Историк понял, что все заранее решено, если уже назначен и человек, который возглавит его караван.
— Берите, — щедро предложил Хамид. — До мамлюкских застав. Охрана вам тоже до самых дальних застав. Никому не дадим вас в обиду! Я поеду сам.
Ибн Халдун вспомнил, хотя и не сказал:
«А ведь еще есть вьюки и у Бостан бен Достана…»
Тут же возникла и замелькала новая мысль, хотя и неотвязный взгляд Хамида, и его деловые вопросы мешали думать.
Историк продолжал уныло подсчитывать то и другое, без чего не выйдешь в дальний путь, но эту новую мысль не забывал, она в нем крепла. Не о товарах, накупленных Бостан бен Достаном, укрытых где-то в закоулках Дамаска, думал он, а о самом купце.
Еще вчера, улегшись в постель, задремывая, Ибн Халдун пытался предугадать череду дней, предстоящих в Дамаске, но не предугадал дорогу, на которую поутру его поднял Тимур.
Щедрость Тимура встревожила бывалого царедворца: ни один из султанов Магриба, ни в Фесе, ни в Андалусии, ни в Кордове за годы придворной службы не одаривали его так богато, как за несколько кратких бесед его одарил Тимур.
«Чего-то он все еще ждет от меня?.. Чего?» — гадал Ибн Халдун.
Хамид-улла наконец ушел. Переводчик задержался.
— Не понадоблюсь ли я вам на базаре? Вы теперь будете запасы закупать…
«Он хочет знать, какими закупками я займусь перед дорогой», — и любезно отказался:
— Здешние купцы — арабы, обойдусь, не утруждая вас.

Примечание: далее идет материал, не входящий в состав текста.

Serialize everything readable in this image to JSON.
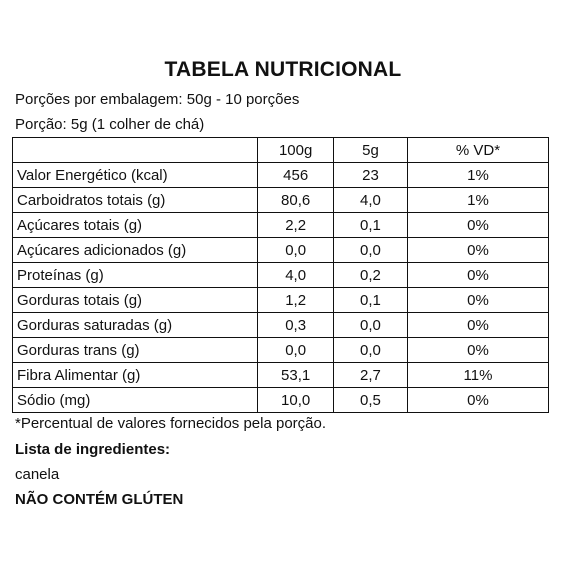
{
  "title": "TABELA NUTRICIONAL",
  "servings_per_package": "Porções por embalagem:  50g - 10 porções",
  "portion": "Porção: 5g (1 colher de chá)",
  "table": {
    "headers": [
      "",
      "100g",
      "5g",
      "% VD*"
    ],
    "rows": [
      {
        "name": "Valor Energético (kcal)",
        "per100": "456",
        "per5": "23",
        "vd": "1%"
      },
      {
        "name": "Carboidratos totais (g)",
        "per100": "80,6",
        "per5": "4,0",
        "vd": "1%"
      },
      {
        "name": "Açúcares totais (g)",
        "per100": "2,2",
        "per5": "0,1",
        "vd": "0%"
      },
      {
        "name": "Açúcares adicionados (g)",
        "per100": "0,0",
        "per5": "0,0",
        "vd": "0%"
      },
      {
        "name": "Proteínas (g)",
        "per100": "4,0",
        "per5": "0,2",
        "vd": "0%"
      },
      {
        "name": "Gorduras totais (g)",
        "per100": "1,2",
        "per5": "0,1",
        "vd": "0%"
      },
      {
        "name": "Gorduras saturadas (g)",
        "per100": "0,3",
        "per5": "0,0",
        "vd": "0%"
      },
      {
        "name": "Gorduras trans (g)",
        "per100": "0,0",
        "per5": "0,0",
        "vd": "0%"
      },
      {
        "name": "Fibra Alimentar (g)",
        "per100": "53,1",
        "per5": "2,7",
        "vd": "11%"
      },
      {
        "name": "Sódio (mg)",
        "per100": "10,0",
        "per5": "0,5",
        "vd": "0%"
      }
    ]
  },
  "footnote": "*Percentual de valores fornecidos pela porção.",
  "ingredients_title": "Lista de ingredientes:",
  "ingredients": "canela",
  "gluten_notice": "NÃO CONTÉM GLÚTEN"
}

— Здесь наши воины распродают занятные вещи. В Каире они будут в диковину.
— Я не скупщик награбленного! — строго ответил Ибн Халдун, хотя и догадывался, что любое его слово может дойти до Тимура.
Когда Ар-Рашид заговаривал, чтобы оживить беседу, Ибн Халдун отмалчивался. Переводчик ушел.
Ибн Халдун запер дверь толстым засовом, как запирались на ночь, и, схватив из угла свою палку, покопал в очаге. Поддетая палкой, высунулась из-под пепла рукопись.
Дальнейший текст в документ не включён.